Vor über zwei Jahren sind die Stankes mit ihren Kindern von Rostock nach Wittenburg gezogen. Seitdem bauen sie die Szene auf. Die Beziehungen zur NPD haben sie anfänglich nicht bekannt werden lassen, heute bietet Stanke offen „kostenlose Fahrten“ zum Bürgerbüro von NPD-Landeschef Köster ins nahe Lübtheen an – inklusive Hartz-IV-Beratung.
Stanke bewirbt die Treffen der NPD-Wittenburg und hat bereits schon Fahrten zu Landtagssitzungen in Schwerin angeboten, um zu beobachten, wie sich die örtlichen Mandatsträger beim Thema Sexualstraftaten verhielten.
Für die Feuerwehr könnte die Auseinandersetzung zu einer Zerreißprobe werden. Zwar wirkten bei keiner anderen Feuerwehr in der Region offen Rechtsextreme mit, versichert Hauptbrandmeister Siering. Doch auf der anderen Seite der Elbe, in Niedersachsen, müssen sich die Feuerwehren ebenfalls mit braunen Floriansjüngern auseinander setzen. In Vögelsen im Landkreis Lüneburg schloss sie einen bekannten Rechten aus. Knapp zehn Autominuten weiter in der gleichen Samtgemeinde Bardowick in Handorf darf Alf Börm dagegen bleiben. Der Sohn des NPD-Bundesordnungsleiters Manfred Börm ist selbst in der rechten Szene aktiv, war Anführer bei der verbotenen „Heimattreuen Deutschen Jugend“.
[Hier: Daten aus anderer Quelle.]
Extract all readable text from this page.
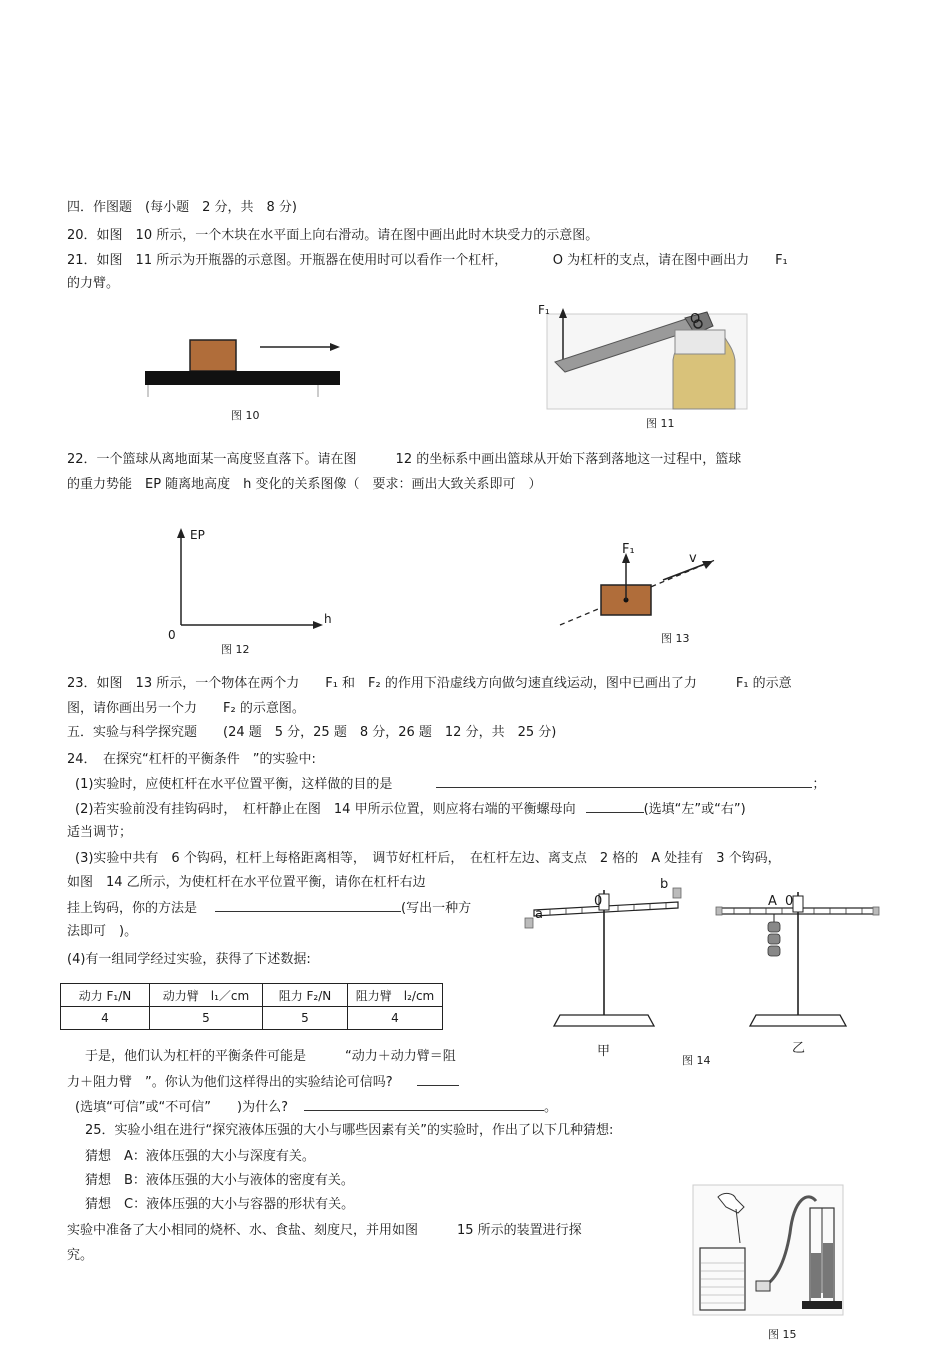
四．作图题　(每小题　2 分，共　8 分)
20．如图　10 所示，一个木块在水平面上向右滑动。请在图中画出此时木块受力的示意图。
21．如图　11 所示为开瓶器的示意图。开瓶器在使用时可以看作一个杠杆，　　　　O 为杠杆的支点，请在图中画出力　　F₁
的力臂。
图 10
F₁
O
图 11
22．一个篮球从离地面某一高度竖直落下。请在图　　　12 的坐标系中画出篮球从开始下落到落地这一过程中，篮球
的重力势能　EP 随离地高度　h 变化的关系图像（　要求：画出大致关系即可　）
EP
h
0
图 12
F₁
v
图 13
23．如图　13 所示，一个物体在两个力　　F₁ 和　F₂ 的作用下沿虚线方向做匀速直线运动，图中已画出了力　　　F₁ 的示意
图，请你画出另一个力　　F₂ 的示意图。
五．实验与科学探究题　　(24 题　5 分，25 题　8 分，26 题　12 分，共　25 分)
24．　在探究“杠杆的平衡条件　”的实验中:
(1)实验时，应使杠杆在水平位置平衡，这样做的目的是	；
(2)若实验前没有挂钩码时，　杠杆静止在图　14 甲所示位置，则应将右端的平衡螺母向	(选填“左”或“右”)
适当调节；
(3)实验中共有　6 个钩码，杠杆上每格距离相等，　调节好杠杆后，　在杠杆左边、离支点　2 格的　A 处挂有　3 个钩码，
如图　14 乙所示，为使杠杆在水平位置平衡，请你在杠杆右边
挂上钩码，你的方法是	(写出一种方
法即可　)。
(4)有一组同学经过实验，获得了下述数据:
动力 F₁/N	动力臂　l₁／cm	阻力 F₂/N	阻力臂　l₂/cm
4	5	5	4
b
a
0	A 0
甲	乙
图 14
于是，他们认为杠杆的平衡条件可能是　　　“动力＋动力臂＝阻
力＋阻力臂　”。你认为他们这样得出的实验结论可信吗?
(选填“可信”或“不可信”　　)为什么?	。
25．实验小组在进行“探究液体压强的大小与哪些因素有关”的实验时，作出了以下几种猜想:
猜想　A：液体压强的大小与深度有关。
猜想　B：液体压强的大小与液体的密度有关。
猜想　C：液体压强的大小与容器的形状有关。
实验中准备了大小相同的烧杯、水、食盐、刻度尺，并用如图　　　15 所示的装置进行探
究。
图 15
„Wir haben das im Blick. Agitation duldet die Wehr nicht“, sagt Bardowicks Gemeindebrandmeister Jens Prüße. Die Vorsitzende der SPD Lüneburg, Hiltrud Lotze, befürchtet jedoch, dass Rechtsextremisten durch ihren Eintritt in die freiwillige Feuerwehr Akzeptanz gewinnen könnten.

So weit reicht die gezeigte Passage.